Monday, November 14, 2011

Quilts (?)

On Sunday I went to a show at the Berkeley Art Center called, "Paper Quilt Project: Collaborations in Contemporary Craft."  The place was almost empty, and I had a good, long look.

Now, I am what is called a traditional quilter.  I work with fabric, in a pattern based on a grid, and the finished quilt has a back, a front, and batting all sewn together.  The whole works can be thrown on a bed.
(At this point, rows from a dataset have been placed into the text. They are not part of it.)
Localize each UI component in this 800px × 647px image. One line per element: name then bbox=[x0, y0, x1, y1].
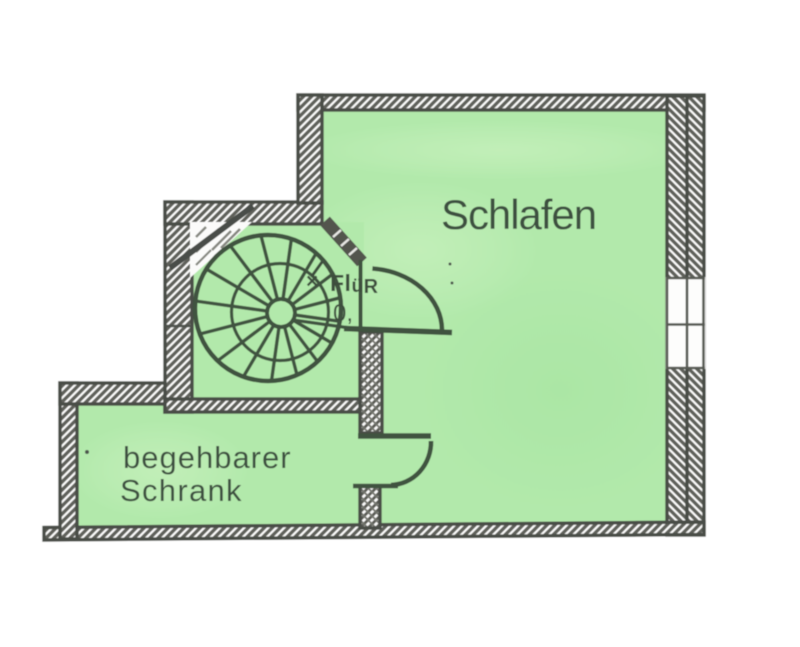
svg-text:Schlafen: Schlafen bbox=[441, 191, 596, 238]
svg-text:Schrank: Schrank bbox=[120, 473, 243, 508]
svg-text:0,: 0, bbox=[333, 300, 353, 327]
svg-text:begehbarer: begehbarer bbox=[123, 440, 292, 475]
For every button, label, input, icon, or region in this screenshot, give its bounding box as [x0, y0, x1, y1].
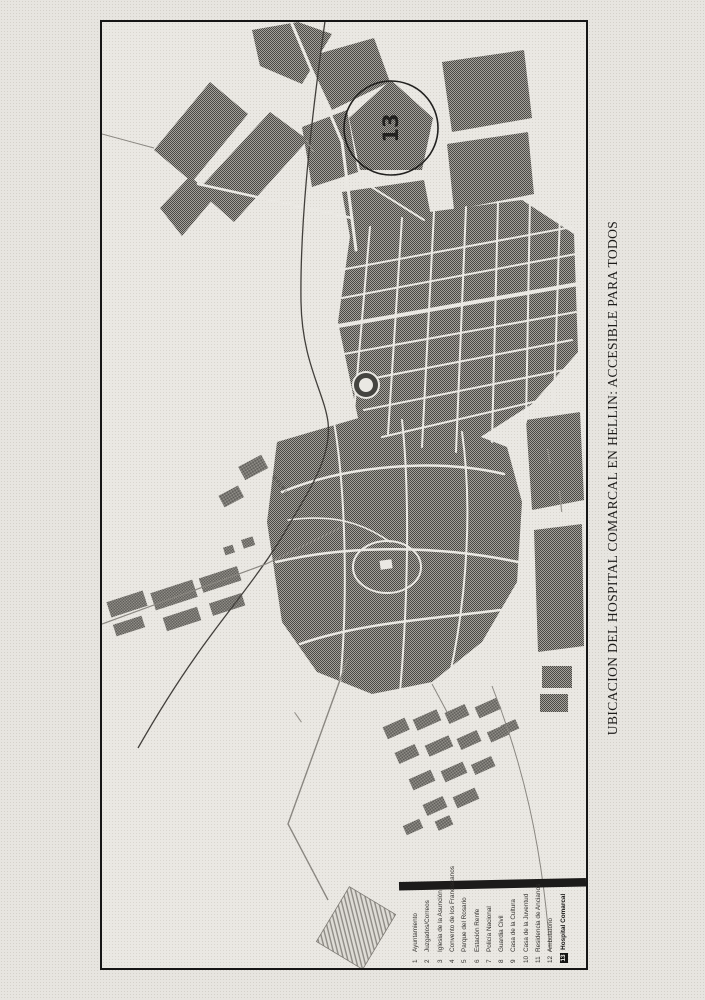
- old-town-plaza: [380, 559, 393, 570]
- city-blocks: [106, 22, 584, 835]
- scanned-page: MADRID 13: [0, 0, 705, 1000]
- map-frame: MADRID 13: [100, 20, 588, 970]
- city-map: MADRID 13: [102, 22, 586, 968]
- cemetery-block: [316, 887, 395, 968]
- bullring-icon: [352, 371, 380, 399]
- hospital-marker-number: 13: [379, 113, 403, 142]
- page-title: UBICACION DEL HOSPITAL COMARCAL EN HELLI…: [605, 221, 621, 735]
- legend-divider-bar: [399, 878, 586, 890]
Or a wall.

The quilts on display were contemporary interpretations of quilts.  They were made of paper, fabric, collage, lace, gouache, graphite, photographs, pastel, mica, colored pencil, masking tape, and/or gold leaf.  Back, front, and batting not required.  A departure from traditional quilting, yes, but I was game.

Game, but edgy.

I liked a lot of the pieces, even one that consisted of a video projected onto the back of a old, beat-up quilt:  Quilt as Screen.  The video showed a boy and then a man, wandering around with another quilt wrapped around them.  As a conceptual piece, it worked.  As a quilt, per se, no.  According to me.

In the little booklet about the show ($3), I read this:  "Aside from being an inviting, warm and humble medium, the quilt has an intrinsic capacity to connect people...this uniquely democratic folk art."    It's humble I have a problem;  I completely buy into "democratic."  People who didn't go to art school can make art with fabric and a sewing machine and batting.  Do we need quilting to be elevated via new materials and methods into something more than "warm and humble"?  Can't  we call this new species of collaborative art "collage," or "works on paper," or "mixed media,"? Leave quilting alone, I want to say.   Let it be.  And while you're at it, take a good long look at the Gees Bend and the Amish quilts.  Their makers may have been humble, but they needed no more than thread and fabric to make art.

Tammy Rae Carland & Allison Smith
Unititled (Sears Roebuck catalog), 2011 (detail)
digital inkjet print on hand-sewn paper

This piece had squares and lattice but was an utterly flat representation of a traditional quilt.  My questions were "why?" and "what's new"?


1 comment:

Bearflag said...

What part of quilt don't these jokers get? Dictionary says that word derives from old French for mattress, has nothing to do with sticking a bunch of crap together. As dear Gladys says, one might call a tuna sandwich a quilt and probably with more justification! Harrumph.